Cuidado com a população ou abuso de poder?
Abuso de poder. É disso que trata o Decreto n° 51.460 do governador de Pernambuco, Paulo Câmara (PSB), que está em vigor desde 27 de setembro no Estado. O texto diz que em todos os municípios pernambucanos só poderão ocorrer reuniões, cultos e missas em templos religiosos com mais de 300 pessoas se os participantes tiverem o comprovante da vacina contra Covid-19 completo ou o exame negativo do teste para o novo coronavírus.
O governador ignorou o fato de que a medida vai contra a Constituição brasileira, que é a lei maior em nosso território, como observou a União Nacional das Igrejas e Pastores Evangélicos (Unigrejas) em nota: “apesar do governador agir em suas prerrogativas para tentar evitar nova disseminação da Covid-19, tal medida de exigir certificado de vacinação ou comprovante de resultado negativo para a doença é inconstitucional. As igrejas têm mantido todo cuidado sanitário necessário a fim de realizarem suas atividades com segurança”.
Para juristas, a medida restringe o direito de liberdade de religião. Em nota, a Associação Nacional de Juristas Evangélicos (Anajure) declarou que compreende o avanço do processo de vacinação, mas entende que “as liberdades civis fundamentais não podem ser mitigadas ao arrepio da Constituição Federal e das demais leis vigentes no País”.

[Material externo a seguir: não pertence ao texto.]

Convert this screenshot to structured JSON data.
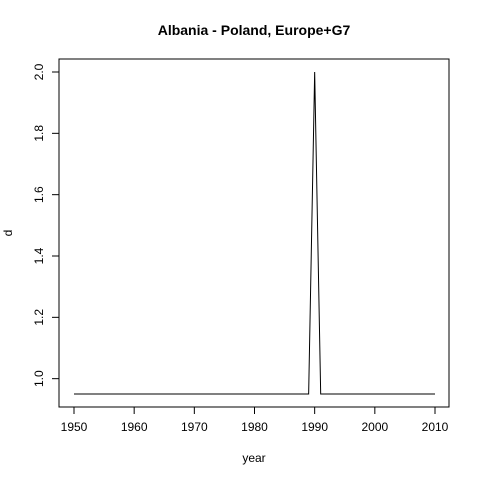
{
  "chart_data": {
    "type": "line",
    "title": "Albania - Poland, Europe+G7",
    "xlabel": "year",
    "ylabel": "d",
    "xlim": [
      1950,
      2010
    ],
    "ylim": [
      0.95,
      2.0
    ],
    "xticks": [
      1950,
      1960,
      1970,
      1980,
      1990,
      2000,
      2010
    ],
    "xtick_labels": [
      "1950",
      "1960",
      "1970",
      "1980",
      "1990",
      "2000",
      "2010"
    ],
    "yticks": [
      1.0,
      1.2,
      1.4,
      1.6,
      1.8,
      2.0
    ],
    "ytick_labels": [
      "1.0",
      "1.2",
      "1.4",
      "1.6",
      "1.8",
      "2.0"
    ],
    "grid": false,
    "series": [
      {
        "x": [
          1950,
          1989,
          1990,
          1991,
          2010
        ],
        "y": [
          0.95,
          0.95,
          2.0,
          0.95,
          0.95
        ],
        "color": "#000000"
      }
    ]
  }
}
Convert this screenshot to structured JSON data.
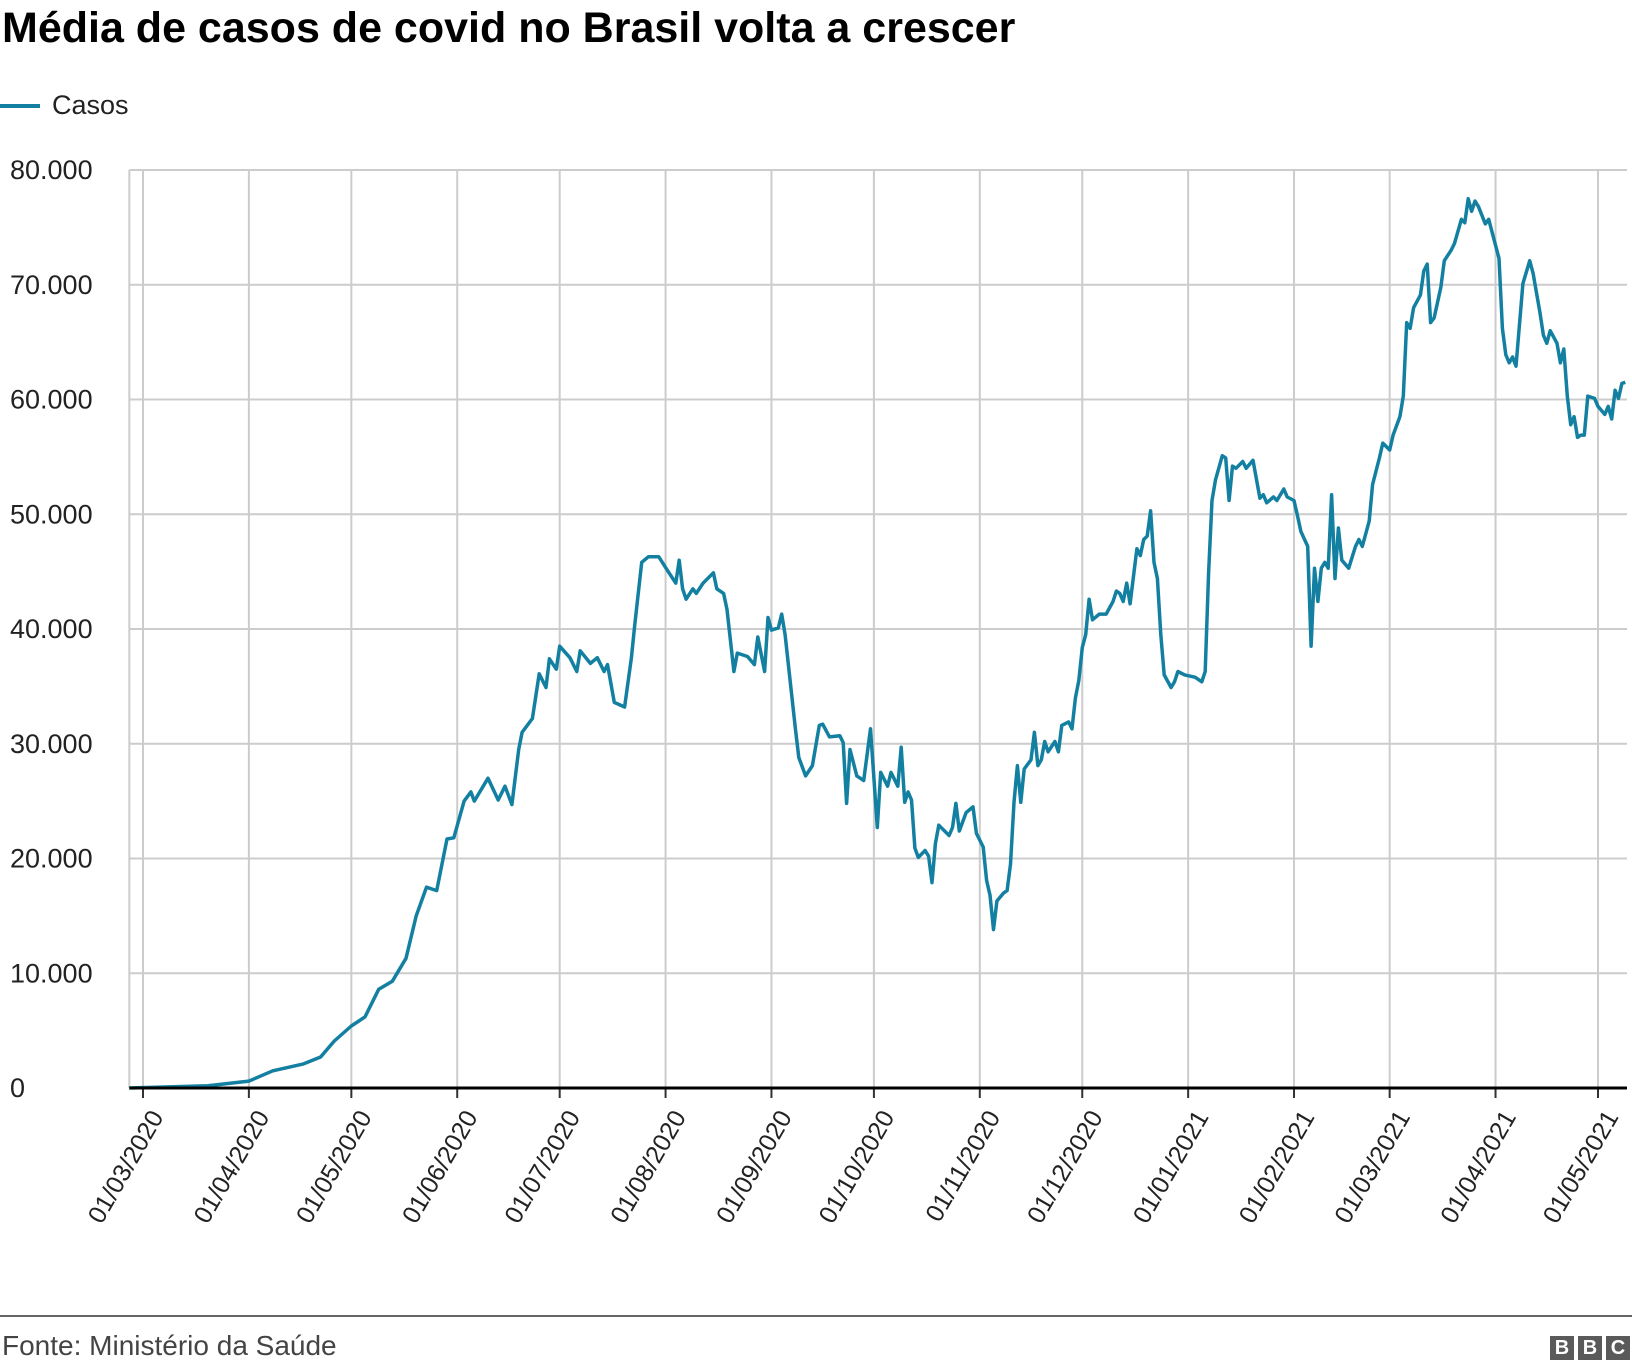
{
  "chart_data": {
    "type": "line",
    "title": "Média de casos de covid no Brasil volta a crescer",
    "xlabel": "",
    "ylabel": "",
    "ylim": [
      0,
      80000
    ],
    "yticks": [
      "0",
      "10.000",
      "20.000",
      "30.000",
      "40.000",
      "50.000",
      "60.000",
      "70.000",
      "80.000"
    ],
    "ytick_values": [
      0,
      10000,
      20000,
      30000,
      40000,
      50000,
      60000,
      70000,
      80000
    ],
    "xticks": [
      "01/03/2020",
      "01/04/2020",
      "01/05/2020",
      "01/06/2020",
      "01/07/2020",
      "01/08/2020",
      "01/09/2020",
      "01/10/2020",
      "01/11/2020",
      "01/12/2020",
      "01/01/2021",
      "01/02/2021",
      "01/03/2021",
      "01/04/2021",
      "01/05/2021"
    ],
    "xlim": [
      "26/02/2020",
      "09/05/2021"
    ],
    "grid": true,
    "legend_position": "top-left",
    "series": [
      {
        "name": "Casos",
        "color": "#1380A1",
        "points": [
          [
            "26/02/2020",
            0
          ],
          [
            "20/03/2020",
            200
          ],
          [
            "01/04/2020",
            600
          ],
          [
            "08/04/2020",
            1500
          ],
          [
            "17/04/2020",
            2100
          ],
          [
            "22/04/2020",
            2700
          ],
          [
            "26/04/2020",
            4100
          ],
          [
            "01/05/2020",
            5400
          ],
          [
            "05/05/2020",
            6200
          ],
          [
            "09/05/2020",
            8600
          ],
          [
            "13/05/2020",
            9300
          ],
          [
            "17/05/2020",
            11300
          ],
          [
            "20/05/2020",
            15000
          ],
          [
            "23/05/2020",
            17500
          ],
          [
            "26/05/2020",
            17200
          ],
          [
            "29/05/2020",
            21700
          ],
          [
            "31/05/2020",
            21800
          ],
          [
            "03/06/2020",
            25000
          ],
          [
            "05/06/2020",
            25800
          ],
          [
            "06/06/2020",
            25000
          ],
          [
            "10/06/2020",
            27000
          ],
          [
            "13/06/2020",
            25100
          ],
          [
            "15/06/2020",
            26300
          ],
          [
            "17/06/2020",
            24700
          ],
          [
            "19/06/2020",
            29500
          ],
          [
            "20/06/2020",
            31000
          ],
          [
            "23/06/2020",
            32200
          ],
          [
            "25/06/2020",
            36100
          ],
          [
            "27/06/2020",
            34900
          ],
          [
            "28/06/2020",
            37400
          ],
          [
            "30/06/2020",
            36500
          ],
          [
            "01/07/2020",
            38500
          ],
          [
            "04/07/2020",
            37500
          ],
          [
            "06/07/2020",
            36300
          ],
          [
            "07/07/2020",
            38100
          ],
          [
            "10/07/2020",
            37000
          ],
          [
            "12/07/2020",
            37500
          ],
          [
            "14/07/2020",
            36300
          ],
          [
            "15/07/2020",
            36900
          ],
          [
            "17/07/2020",
            33600
          ],
          [
            "20/07/2020",
            33200
          ],
          [
            "22/07/2020",
            37500
          ],
          [
            "23/07/2020",
            40400
          ],
          [
            "25/07/2020",
            45800
          ],
          [
            "27/07/2020",
            46300
          ],
          [
            "30/07/2020",
            46300
          ],
          [
            "02/08/2020",
            44900
          ],
          [
            "04/08/2020",
            44000
          ],
          [
            "05/08/2020",
            46000
          ],
          [
            "06/08/2020",
            43500
          ],
          [
            "07/08/2020",
            42600
          ],
          [
            "09/08/2020",
            43500
          ],
          [
            "10/08/2020",
            43100
          ],
          [
            "12/08/2020",
            44000
          ],
          [
            "15/08/2020",
            44900
          ],
          [
            "16/08/2020",
            43500
          ],
          [
            "18/08/2020",
            43100
          ],
          [
            "19/08/2020",
            41700
          ],
          [
            "21/08/2020",
            36300
          ],
          [
            "22/08/2020",
            37900
          ],
          [
            "25/08/2020",
            37600
          ],
          [
            "27/08/2020",
            36900
          ],
          [
            "28/08/2020",
            39300
          ],
          [
            "30/08/2020",
            36300
          ],
          [
            "31/08/2020",
            41000
          ],
          [
            "01/09/2020",
            39900
          ],
          [
            "03/09/2020",
            40100
          ],
          [
            "04/09/2020",
            41300
          ],
          [
            "05/09/2020",
            39500
          ],
          [
            "08/09/2020",
            31300
          ],
          [
            "09/09/2020",
            28800
          ],
          [
            "11/09/2020",
            27200
          ],
          [
            "13/09/2020",
            28100
          ],
          [
            "15/09/2020",
            31600
          ],
          [
            "16/09/2020",
            31700
          ],
          [
            "18/09/2020",
            30600
          ],
          [
            "21/09/2020",
            30700
          ],
          [
            "22/09/2020",
            30100
          ],
          [
            "23/09/2020",
            24800
          ],
          [
            "24/09/2020",
            29500
          ],
          [
            "26/09/2020",
            27200
          ],
          [
            "28/09/2020",
            26800
          ],
          [
            "30/09/2020",
            31300
          ],
          [
            "02/10/2020",
            22700
          ],
          [
            "03/10/2020",
            27500
          ],
          [
            "05/10/2020",
            26300
          ],
          [
            "06/10/2020",
            27500
          ],
          [
            "08/10/2020",
            26300
          ],
          [
            "09/10/2020",
            29700
          ],
          [
            "10/10/2020",
            24900
          ],
          [
            "11/10/2020",
            25800
          ],
          [
            "12/10/2020",
            25100
          ],
          [
            "13/10/2020",
            20900
          ],
          [
            "14/10/2020",
            20100
          ],
          [
            "16/10/2020",
            20700
          ],
          [
            "17/10/2020",
            20200
          ],
          [
            "18/10/2020",
            17900
          ],
          [
            "19/10/2020",
            21300
          ],
          [
            "20/10/2020",
            22900
          ],
          [
            "23/10/2020",
            22000
          ],
          [
            "24/10/2020",
            22700
          ],
          [
            "25/10/2020",
            24800
          ],
          [
            "26/10/2020",
            22400
          ],
          [
            "28/10/2020",
            24000
          ],
          [
            "30/10/2020",
            24500
          ],
          [
            "31/10/2020",
            22200
          ],
          [
            "02/11/2020",
            21000
          ],
          [
            "03/11/2020",
            18100
          ],
          [
            "04/11/2020",
            16800
          ],
          [
            "05/11/2020",
            13800
          ],
          [
            "06/11/2020",
            16300
          ],
          [
            "08/11/2020",
            17000
          ],
          [
            "09/11/2020",
            17200
          ],
          [
            "10/11/2020",
            19500
          ],
          [
            "11/11/2020",
            24900
          ],
          [
            "12/11/2020",
            28100
          ],
          [
            "13/11/2020",
            24900
          ],
          [
            "14/11/2020",
            27800
          ],
          [
            "16/11/2020",
            28600
          ],
          [
            "17/11/2020",
            31000
          ],
          [
            "18/11/2020",
            28100
          ],
          [
            "19/11/2020",
            28600
          ],
          [
            "20/11/2020",
            30200
          ],
          [
            "21/11/2020",
            29300
          ],
          [
            "23/11/2020",
            30200
          ],
          [
            "24/11/2020",
            29300
          ],
          [
            "25/11/2020",
            31600
          ],
          [
            "27/11/2020",
            31900
          ],
          [
            "28/11/2020",
            31300
          ],
          [
            "29/11/2020",
            34000
          ],
          [
            "30/11/2020",
            35500
          ],
          [
            "01/12/2020",
            38400
          ],
          [
            "02/12/2020",
            39500
          ],
          [
            "03/12/2020",
            42600
          ],
          [
            "04/12/2020",
            40800
          ],
          [
            "06/12/2020",
            41300
          ],
          [
            "08/12/2020",
            41300
          ],
          [
            "10/12/2020",
            42400
          ],
          [
            "11/12/2020",
            43300
          ],
          [
            "12/12/2020",
            43100
          ],
          [
            "13/12/2020",
            42400
          ],
          [
            "14/12/2020",
            44000
          ],
          [
            "15/12/2020",
            42200
          ],
          [
            "17/12/2020",
            47000
          ],
          [
            "18/12/2020",
            46400
          ],
          [
            "19/12/2020",
            47800
          ],
          [
            "20/12/2020",
            48100
          ],
          [
            "21/12/2020",
            50300
          ],
          [
            "22/12/2020",
            45800
          ],
          [
            "23/12/2020",
            44400
          ],
          [
            "24/12/2020",
            39500
          ],
          [
            "25/12/2020",
            36000
          ],
          [
            "27/12/2020",
            34900
          ],
          [
            "28/12/2020",
            35400
          ],
          [
            "29/12/2020",
            36300
          ],
          [
            "31/12/2020",
            36000
          ],
          [
            "03/01/2021",
            35800
          ],
          [
            "05/01/2021",
            35400
          ],
          [
            "06/01/2021",
            36300
          ],
          [
            "07/01/2021",
            44900
          ],
          [
            "08/01/2021",
            51200
          ],
          [
            "09/01/2021",
            53000
          ],
          [
            "11/01/2021",
            55100
          ],
          [
            "12/01/2021",
            54900
          ],
          [
            "13/01/2021",
            51200
          ],
          [
            "14/01/2021",
            54200
          ],
          [
            "15/01/2021",
            54000
          ],
          [
            "17/01/2021",
            54600
          ],
          [
            "18/01/2021",
            54000
          ],
          [
            "20/01/2021",
            54700
          ],
          [
            "22/01/2021",
            51400
          ],
          [
            "23/01/2021",
            51700
          ],
          [
            "24/01/2021",
            51000
          ],
          [
            "26/01/2021",
            51500
          ],
          [
            "27/01/2021",
            51200
          ],
          [
            "29/01/2021",
            52200
          ],
          [
            "30/01/2021",
            51500
          ],
          [
            "01/02/2021",
            51200
          ],
          [
            "02/02/2021",
            49900
          ],
          [
            "03/02/2021",
            48500
          ],
          [
            "05/02/2021",
            47200
          ],
          [
            "06/02/2021",
            38500
          ],
          [
            "07/02/2021",
            45300
          ],
          [
            "08/02/2021",
            42400
          ],
          [
            "09/02/2021",
            45300
          ],
          [
            "10/02/2021",
            45800
          ],
          [
            "11/02/2021",
            45300
          ],
          [
            "12/02/2021",
            51700
          ],
          [
            "13/02/2021",
            44400
          ],
          [
            "14/02/2021",
            48800
          ],
          [
            "15/02/2021",
            46000
          ],
          [
            "17/02/2021",
            45300
          ],
          [
            "19/02/2021",
            47200
          ],
          [
            "20/02/2021",
            47800
          ],
          [
            "21/02/2021",
            47200
          ],
          [
            "23/02/2021",
            49400
          ],
          [
            "24/02/2021",
            52600
          ],
          [
            "26/02/2021",
            54900
          ],
          [
            "27/02/2021",
            56200
          ],
          [
            "01/03/2021",
            55600
          ],
          [
            "02/03/2021",
            56900
          ],
          [
            "04/03/2021",
            58500
          ],
          [
            "05/03/2021",
            60300
          ],
          [
            "06/03/2021",
            66700
          ],
          [
            "07/03/2021",
            66200
          ],
          [
            "08/03/2021",
            68000
          ],
          [
            "10/03/2021",
            69100
          ],
          [
            "11/03/2021",
            71200
          ],
          [
            "12/03/2021",
            71800
          ],
          [
            "13/03/2021",
            66700
          ],
          [
            "14/03/2021",
            67100
          ],
          [
            "16/03/2021",
            69800
          ],
          [
            "17/03/2021",
            72100
          ],
          [
            "19/03/2021",
            73000
          ],
          [
            "20/03/2021",
            73600
          ],
          [
            "22/03/2021",
            75700
          ],
          [
            "23/03/2021",
            75400
          ],
          [
            "24/03/2021",
            77500
          ],
          [
            "25/03/2021",
            76400
          ],
          [
            "26/03/2021",
            77300
          ],
          [
            "27/03/2021",
            76800
          ],
          [
            "29/03/2021",
            75300
          ],
          [
            "30/03/2021",
            75700
          ],
          [
            "02/04/2021",
            72300
          ],
          [
            "03/04/2021",
            66200
          ],
          [
            "04/04/2021",
            63900
          ],
          [
            "05/04/2021",
            63200
          ],
          [
            "06/04/2021",
            63700
          ],
          [
            "07/04/2021",
            62900
          ],
          [
            "09/04/2021",
            70100
          ],
          [
            "11/04/2021",
            72100
          ],
          [
            "12/04/2021",
            71000
          ],
          [
            "14/04/2021",
            67600
          ],
          [
            "15/04/2021",
            65600
          ],
          [
            "16/04/2021",
            64900
          ],
          [
            "17/04/2021",
            66000
          ],
          [
            "19/04/2021",
            64900
          ],
          [
            "20/04/2021",
            63200
          ],
          [
            "21/04/2021",
            64400
          ],
          [
            "22/04/2021",
            60300
          ],
          [
            "23/04/2021",
            57800
          ],
          [
            "24/04/2021",
            58500
          ],
          [
            "25/04/2021",
            56700
          ],
          [
            "26/04/2021",
            56900
          ],
          [
            "27/04/2021",
            56900
          ],
          [
            "28/04/2021",
            60300
          ],
          [
            "30/04/2021",
            60100
          ],
          [
            "01/05/2021",
            59400
          ],
          [
            "03/05/2021",
            58700
          ],
          [
            "04/05/2021",
            59400
          ],
          [
            "05/05/2021",
            58300
          ],
          [
            "06/05/2021",
            60800
          ],
          [
            "07/05/2021",
            60100
          ],
          [
            "08/05/2021",
            61400
          ],
          [
            "09/05/2021",
            61500
          ]
        ]
      }
    ]
  },
  "legend": {
    "label": "Casos"
  },
  "footer": {
    "source": "Fonte: Ministério da Saúde",
    "logo": "BBC"
  }
}
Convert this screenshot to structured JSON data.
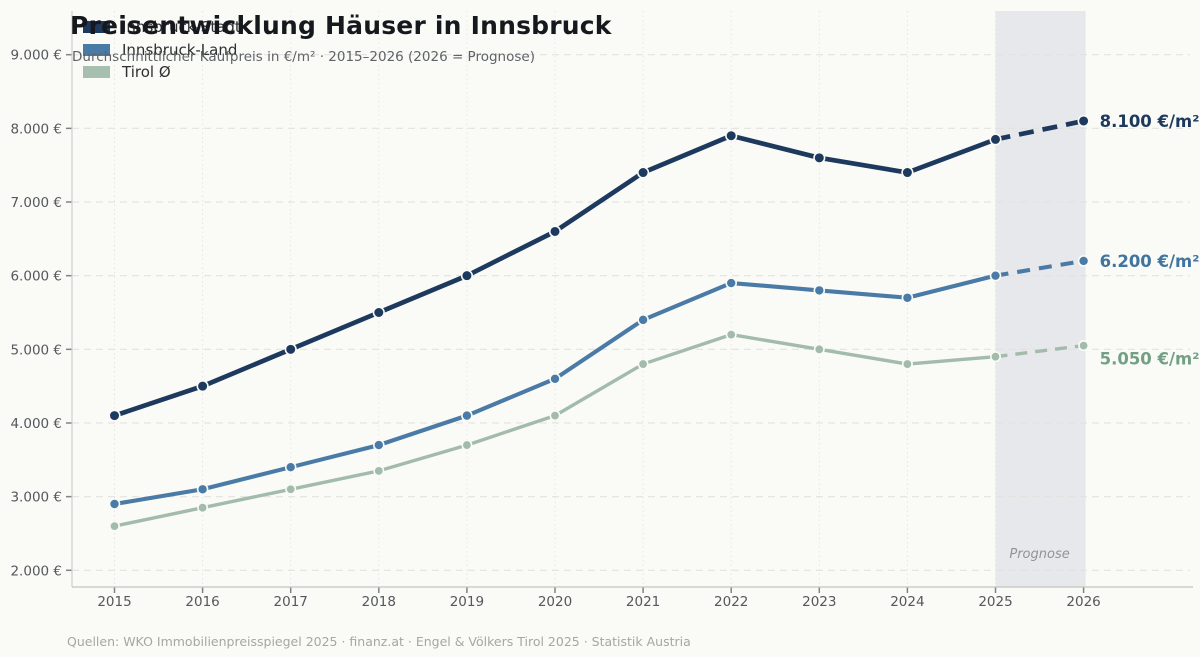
{
  "header": {
    "title": "Preisentwicklung Häuser in Innsbruck",
    "subtitle": "Durchschnittlicher Kaufpreis in €/m² · 2015–2026 (2026 = Prognose)"
  },
  "legend": [
    {
      "label": "Innsbruck-Stadt",
      "color": "#1d3a5e"
    },
    {
      "label": "Innsbruck-Land",
      "color": "#4a7aa6"
    },
    {
      "label": "Tirol Ø",
      "color": "#a7bfae"
    }
  ],
  "footer": {
    "text": "Quellen: WKO Immobilienpreisspiegel 2025 · finanz.at · Engel & Völkers Tirol 2025 · Statistik Austria"
  },
  "chart_data": {
    "type": "line",
    "title": "Preisentwicklung Häuser in Innsbruck",
    "subtitle": "Durchschnittlicher Kaufpreis in €/m² · 2015–2026 (2026 = Prognose)",
    "x": [
      2015,
      2016,
      2017,
      2018,
      2019,
      2020,
      2021,
      2022,
      2023,
      2024,
      2025,
      2026
    ],
    "series": [
      {
        "name": "Innsbruck-Stadt",
        "color": "#1d3a5e",
        "label_color": "#1d3a5e",
        "values": [
          4100,
          4500,
          5000,
          5500,
          6000,
          6600,
          7400,
          7900,
          7600,
          7400,
          7850,
          8100
        ],
        "end_label": "8.100 €/m²"
      },
      {
        "name": "Innsbruck-Land",
        "color": "#4a7aa6",
        "label_color": "#41749f",
        "values": [
          2900,
          3100,
          3400,
          3700,
          4100,
          4600,
          5400,
          5900,
          5800,
          5700,
          6000,
          6200
        ],
        "end_label": "6.200 €/m²"
      },
      {
        "name": "Tirol Ø",
        "color": "#a2bbaa",
        "label_color": "#73a083",
        "values": [
          2600,
          2850,
          3100,
          3350,
          3700,
          4100,
          4800,
          5200,
          5000,
          4800,
          4900,
          5050
        ],
        "end_label": "5.050 €/m²"
      }
    ],
    "yticks": [
      {
        "value": 2000,
        "label": "2.000 €"
      },
      {
        "value": 3000,
        "label": "3.000 €"
      },
      {
        "value": 4000,
        "label": "4.000 €"
      },
      {
        "value": 5000,
        "label": "5.000 €"
      },
      {
        "value": 6000,
        "label": "6.000 €"
      },
      {
        "value": 7000,
        "label": "7.000 €"
      },
      {
        "value": 8000,
        "label": "8.000 €"
      },
      {
        "value": 9000,
        "label": "9.000 €"
      }
    ],
    "ylim": [
      1800,
      9600
    ],
    "grid": true,
    "legend_position": "top-left",
    "forecast": {
      "from": 2025,
      "to": 2026,
      "label": "Prognose",
      "band_color": "#e7e8eb",
      "dashed": true
    }
  }
}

No Jornal da Record, exibido em 28 de setembro, o jornalista Augusto Nunes ressaltou: “cabe a todo governante providenciar vacinas suficientes para imunizar todos os governados. Obrigar alguém a vacinar-se é abuso de poder. Exigir o chamado ‘passaporte sanitário’ é abuso de poder que afronta o direito de ir e vir. Aplicar especificamente essa proibição abusiva aos frequentadores de cerimônias em templos é tudo isso e mais um pouco. É uma violência contra a liberdade religiosa”.
Em entrevista à jornalista Ana Carolina Cury para o blog Refletindo Sobre a Notícia, no R7, Thiago Cortês, sociólogo e especialista em educação e política, ressaltou que, “ao invés de promover ações que reforcem a rede básica de saúde, esse governador prefere tomar uma atitude midiática que podemos classificar como sinalização de virtude, no sentido de querer demonstrar uma postura de gestor responsável com medidas exageradas de restrição”.
É importante destacar que o governador Paulo Câmara já foi alvo de outras polêmicas nesse período de pandemia. Uma delas foi quando ele destinou R$ 70 milhões enviados pelo governo federal no combate à pandemia para pagar uma dívida pública do Estado. “Vale lembrar que ele foi alvo de inquérito do Ministério Público Federal porque transferiu esse dinheiro – que era fonte de recursos do enfrentamento ao coronavírus – para a Secretaria Estadual da Fazenda”, lembrou Cortês.
Diante de tal cenário, fica o questionamento: será que o carnaval terá essa mesma obrigação? Essa exigência será estendida às casas de show e aos estádios de futebol? As multidões que se aglomeram no transporte público também terão de exibir o “passaporte”? É evidente que esse decreto promove o constrangimento e o preconceito e transmite a imagem de que aqueles que estão vacinados não transmitem a doença, o que é mentira. Diversos estudos já alertaram que os imunizantes visam reduzir a gravidade do efeito da Covid-19 no organismo, mas não bloqueiam sua transmissão. Tanto é verdade que a própria Organização Mundial da Saúde (OMS) afirmou que não apoia os “passaportes sanitários”. “Nós, como a OMS, dizemos que, neste estágio, não gostaríamos de ver o passaporte de vacinação como um requisito para a entrada ou saída porque não temos certeza de que a vacina previne a transmissão”, disse Margaret Harris, porta-voz da OMS. A medida, acrescenta Margaret, pode ser considerada uma forma de discriminação social.
Por isso, a população não pode ser vencida pelo medo. É preciso usar a razão, questionar e buscar respostas concretas. Além disso, é necessário avaliar os representantes políticos com responsabilidade durante as eleições, pois isso influenciará na vida de todos os cidadãos.